27 On the other hand, appropriate weight must be given to his relative youth, his lack of any significant criminal record and his favourable prospects of rehabilitation. More importantly, his pleas of guilty, his co-operation with investigating police and the assistance to the authorities to which I have referred must be recognised. It is in the community’s interest that co-operation and assistance of that kind be encouraged, and those factors entitle him to a significant measure of leniency. However, recognition of them must not be allowed to reduce the sentence to a level which is unreasonably disproportionate to the gravity of these offences.
28 Although the two murders are closely linked in time and circumstances, the sentences should be partly cumulative. Relevant aggravating and mitigating factors under s 21A of the Crimes (Sentencing Procedure) Act are apparent from these reasons, and need not be repeated. The crimes having been committed in 2000, the case is unaffected by the 2002 amendments to that Act, introducing standard non-parole periods and altering the manner in which sentences are to be pronounced. In respect of each sentence, I shall depart from the usual proportion between sentence and non-parole period by reason only of the partial accumulation. Any effective non-parole period lower than that which I propose would be inadequate to mark the offenders’ criminality. On the other hand, the overall sentence which I propose allows him the opportunity of an extended period at liberty in the community subject to the sanction of parole. That also is in the community’s interest.
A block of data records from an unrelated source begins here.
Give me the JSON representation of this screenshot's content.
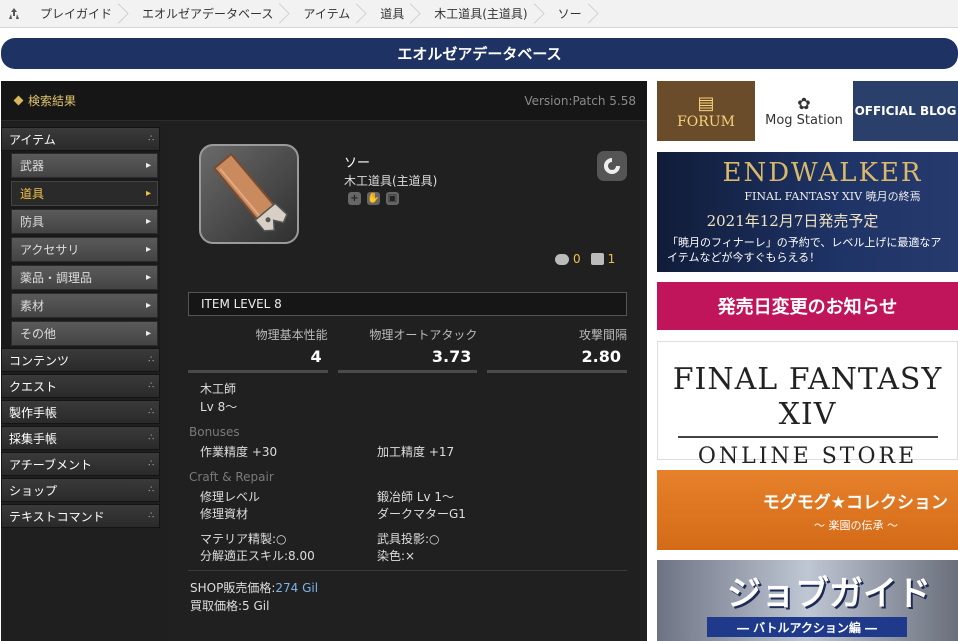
{
  "breadcrumb": {
    "items": [
      "プレイガイド",
      "エオルゼアデータベース",
      "アイテム",
      "道具",
      "木工道具(主道具)",
      "ソー"
    ]
  },
  "header": {
    "title": "エオルゼアデータベース"
  },
  "panel": {
    "search_result": "検索結果",
    "version": "Version:Patch 5.58"
  },
  "sidebar": {
    "item_category": "アイテム",
    "subs": [
      {
        "label": "武器",
        "active": false
      },
      {
        "label": "道具",
        "active": true
      },
      {
        "label": "防具",
        "active": false
      },
      {
        "label": "アクセサリ",
        "active": false
      },
      {
        "label": "薬品・調理品",
        "active": false
      },
      {
        "label": "素材",
        "active": false
      },
      {
        "label": "その他",
        "active": false
      }
    ],
    "categories": [
      "コンテンツ",
      "クエスト",
      "製作手帳",
      "採集手帳",
      "アチーブメント",
      "ショップ",
      "テキストコマンド"
    ]
  },
  "item": {
    "name": "ソー",
    "category": "木工道具(主道具)",
    "comments": "0",
    "notes": "1",
    "item_level": "ITEM LEVEL 8",
    "stats": [
      {
        "label": "物理基本性能",
        "value": "4"
      },
      {
        "label": "物理オートアタック",
        "value": "3.73"
      },
      {
        "label": "攻撃間隔",
        "value": "2.80"
      }
    ],
    "job": "木工師",
    "level": "Lv 8～",
    "bonuses_label": "Bonuses",
    "bonuses": [
      "作業精度 +30",
      "加工精度 +17"
    ],
    "craft_label": "Craft & Repair",
    "repair_level_label": "修理レベル",
    "repair_level_value": "鍛冶師 Lv 1～",
    "repair_material_label": "修理資材",
    "repair_material_value": "ダークマターG1",
    "materia": "マテリア精製:○",
    "projection": "武具投影:○",
    "desynth": "分解適正スキル:8.00",
    "dye": "染色:×",
    "shop_label": "SHOP販売価格:",
    "shop_price": "274 Gil",
    "buy_price": "買取価格:5 Gil"
  },
  "banners": {
    "forum": "FORUM",
    "mog_station": "Mog Station",
    "official_blog": "OFFICIAL BLOG",
    "endwalker_title": "ENDWALKER",
    "endwalker_sub": "FINAL FANTASY XIV  暁月の終焉",
    "endwalker_date": "2021年12月7日発売予定",
    "endwalker_note": "「暁月のフィナーレ」の予約で、レベル上げに最適なアイテムなどが今すぐもらえる！",
    "release_change": "発売日変更のお知らせ",
    "store_line1": "FINAL FANTASY XIV",
    "store_line2": "ONLINE STORE",
    "mog_collection": "モグモグ★コレクション",
    "mog_collection_sub": "～ 楽園の伝承 ～",
    "job_guide": "ジョブガイド",
    "job_guide_sub": "― バトルアクション編 ―"
  }
}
29 It is desirable that I indicate the aggregate sentence I would have imposed but for the offender’s pleas of guilty, his co-operation with police and his assistance to the authorities. I shall then express as a percentage the reduction of sentence which the combination of those factors has earned him, and it is necessary that I specify the proportion of that reduction referable to the assistance to the authorities which he has undertaken in the future. In other circumstances, these factors might have earned him a discount of sentence in the order of forty percent. However, I consider that such a reduction would produce an aggregate sentence unreasonably disproportionate to the seriousness of his crimes. The discount I propose is thirty percent. Of that I would assign twelve percent to future assistance.
30 But for the pleas of guilty, the co-operation and the assistance, I would have imposed sentences aggregating imprisonment for forty years. The thirty percent reduction produces an overall sentence of twenty-eight years. The sentences will be structured so as to provide an effective non-parole period of twenty-two years. The first sentence to be imposed will date from the day he was taken into custody, 2 February 2004.
31 The offender is sentenced for the murder of his father to imprisonment for twenty-five years, with a non-parole period of nineteen years, to date from 2 February 2004. For the murder of his mother he is sentenced to imprisonment for twenty-five years, with a non-parole period of nineteen years, to date from 2 February 2007. He will be eligible for release on parole on 1 February 2026.